The surface of bio-membranes and filaments such as collagen fibres can act as biomolecular templates and direct a linear or 2- and 3-dimensional alignment (non- globular growth) of gold nanoparticle leading to the formation of above reported mesostructures, as seen in the tattoo of the lady skin after flush over and evaporation of her neck ornamental chain. When colloidal nanoparticles are deposited from solution on to a substrate, a wide variety of spontaneous non-equilibrium patterns can form. These include self-organized structures such as isolated islands and wormlike domains, continuous labyrinthine and network structures, viscous fingering-like fractal structures, and micrometer-sized rings. Both nucleation and growth and spinodal mechanisms are responsible for many of these structures [31]. In contrast to usual crystals, which are formed by three-dimensional, strictly ordered periodical arrangement of atoms, these structures (mesocrystals) are formed by highly parallel crystallisation and controlled alignment of nanoparticle units [32].

The biodegradation of gold as well as of titanium and platinum tissue has been investigated by implanting gold grids and middle ear prosthesis in rats and humans. Markedly dissolution of the pure gold and recrystallization of gold in the neighbourhood of implants has been observed. Titanium and platinum resisted better the biodegadation than gold. Dissolved gold re-precipitated in form of round-shaped less-ordered nanoparticles.

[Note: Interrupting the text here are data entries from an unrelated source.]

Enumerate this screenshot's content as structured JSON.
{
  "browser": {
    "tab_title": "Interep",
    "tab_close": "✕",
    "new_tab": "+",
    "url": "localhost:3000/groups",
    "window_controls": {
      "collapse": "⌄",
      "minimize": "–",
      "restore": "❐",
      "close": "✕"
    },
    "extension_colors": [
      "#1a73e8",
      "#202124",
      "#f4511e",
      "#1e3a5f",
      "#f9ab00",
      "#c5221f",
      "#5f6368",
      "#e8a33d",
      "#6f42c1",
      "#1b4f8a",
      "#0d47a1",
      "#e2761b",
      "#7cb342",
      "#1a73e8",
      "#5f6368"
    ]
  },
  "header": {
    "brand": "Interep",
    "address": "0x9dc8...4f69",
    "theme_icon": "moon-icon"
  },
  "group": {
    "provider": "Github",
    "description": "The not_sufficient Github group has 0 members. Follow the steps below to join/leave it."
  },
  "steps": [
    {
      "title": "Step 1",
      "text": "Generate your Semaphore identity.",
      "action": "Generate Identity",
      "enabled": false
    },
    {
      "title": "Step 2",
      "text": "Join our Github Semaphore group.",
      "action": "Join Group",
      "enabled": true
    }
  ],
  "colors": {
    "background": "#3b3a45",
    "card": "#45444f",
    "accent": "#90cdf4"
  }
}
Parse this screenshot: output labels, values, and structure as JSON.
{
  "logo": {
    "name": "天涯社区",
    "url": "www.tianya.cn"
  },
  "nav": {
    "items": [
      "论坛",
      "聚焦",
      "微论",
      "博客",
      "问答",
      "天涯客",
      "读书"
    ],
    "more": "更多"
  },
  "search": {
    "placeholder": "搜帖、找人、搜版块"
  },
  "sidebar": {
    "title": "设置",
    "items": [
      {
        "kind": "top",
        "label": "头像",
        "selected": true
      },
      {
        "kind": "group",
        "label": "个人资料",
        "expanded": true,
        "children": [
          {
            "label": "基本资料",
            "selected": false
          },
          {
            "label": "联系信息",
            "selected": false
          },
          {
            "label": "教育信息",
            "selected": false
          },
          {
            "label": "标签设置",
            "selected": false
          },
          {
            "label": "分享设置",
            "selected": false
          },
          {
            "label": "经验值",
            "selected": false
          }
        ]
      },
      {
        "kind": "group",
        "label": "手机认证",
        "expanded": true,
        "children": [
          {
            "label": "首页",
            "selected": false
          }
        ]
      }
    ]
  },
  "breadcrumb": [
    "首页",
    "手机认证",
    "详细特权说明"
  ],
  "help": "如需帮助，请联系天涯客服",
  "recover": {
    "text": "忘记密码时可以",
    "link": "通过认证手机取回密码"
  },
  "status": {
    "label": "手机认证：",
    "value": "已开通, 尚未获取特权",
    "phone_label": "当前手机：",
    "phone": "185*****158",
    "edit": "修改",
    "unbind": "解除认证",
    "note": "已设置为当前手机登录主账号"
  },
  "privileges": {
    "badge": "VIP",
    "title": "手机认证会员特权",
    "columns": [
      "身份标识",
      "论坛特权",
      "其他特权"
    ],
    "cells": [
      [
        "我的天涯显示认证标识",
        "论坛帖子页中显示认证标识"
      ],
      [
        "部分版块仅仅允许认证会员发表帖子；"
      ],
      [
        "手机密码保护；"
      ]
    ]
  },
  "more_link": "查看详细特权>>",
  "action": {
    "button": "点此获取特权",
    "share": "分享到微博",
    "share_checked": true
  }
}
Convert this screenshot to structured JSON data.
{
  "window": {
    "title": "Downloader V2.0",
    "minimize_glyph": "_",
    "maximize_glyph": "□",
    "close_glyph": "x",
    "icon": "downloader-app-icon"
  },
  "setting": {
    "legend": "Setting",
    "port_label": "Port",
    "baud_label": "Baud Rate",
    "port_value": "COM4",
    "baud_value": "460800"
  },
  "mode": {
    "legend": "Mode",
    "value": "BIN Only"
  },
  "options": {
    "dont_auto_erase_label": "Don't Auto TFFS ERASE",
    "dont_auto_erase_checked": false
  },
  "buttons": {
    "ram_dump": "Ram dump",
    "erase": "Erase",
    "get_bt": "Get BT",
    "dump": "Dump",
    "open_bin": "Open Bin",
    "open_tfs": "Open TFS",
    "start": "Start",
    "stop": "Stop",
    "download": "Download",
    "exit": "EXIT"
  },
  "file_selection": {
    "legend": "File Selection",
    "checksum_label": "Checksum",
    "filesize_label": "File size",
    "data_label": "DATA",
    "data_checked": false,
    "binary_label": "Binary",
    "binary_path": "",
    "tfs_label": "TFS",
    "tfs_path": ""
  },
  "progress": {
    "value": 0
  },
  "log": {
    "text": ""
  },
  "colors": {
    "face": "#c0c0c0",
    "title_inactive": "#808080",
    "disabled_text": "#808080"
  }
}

The repeated dissolution-precipitation process led to a migration of gold into the fare off tissue and was connected with the inflammation and fibrosis of the corresponding tissue. The repeated dissolution and re-crystallization process of gold nanoparticle is also connected with the formation of highly-ordered crystalline and well-shaped decahedral and icosahedral gold nanocrystals. They are thermodynamic favoured because they are most stable forms of nanoparticles at the “end stage”.

It is proposed that biodegradation of gold and other recalcitrant metal implants in tissue is mainly due to enzymes like myeloperoxidase inside lysosomes of inflammatory cells, which produce hypochloride ions and hydrogen peroxide H2O2 which can dissolve the gold. Indeed, the tissue provides all necessary conditions for the biodegradation of less pure or shaped pure gold micro tools. This explains also the different shape of re-crystallized gold particles in the connective tissue, round or ellipsoid shaped and more complex structures in the cells.

The observed stronger biodegradation of gold implants led recently to a scarce implantation of gold middle ear prostheses and other filigree implants for long-term administration in patients (personal communication, U. Vick, T. Just). The clinical evaluation of different metallic middle ear prostheses was given by Vick, et al. [33-36].

We are thankful to Ute Schulz of the Electron Microscopic Centre Rostock for their excellent technical assistance.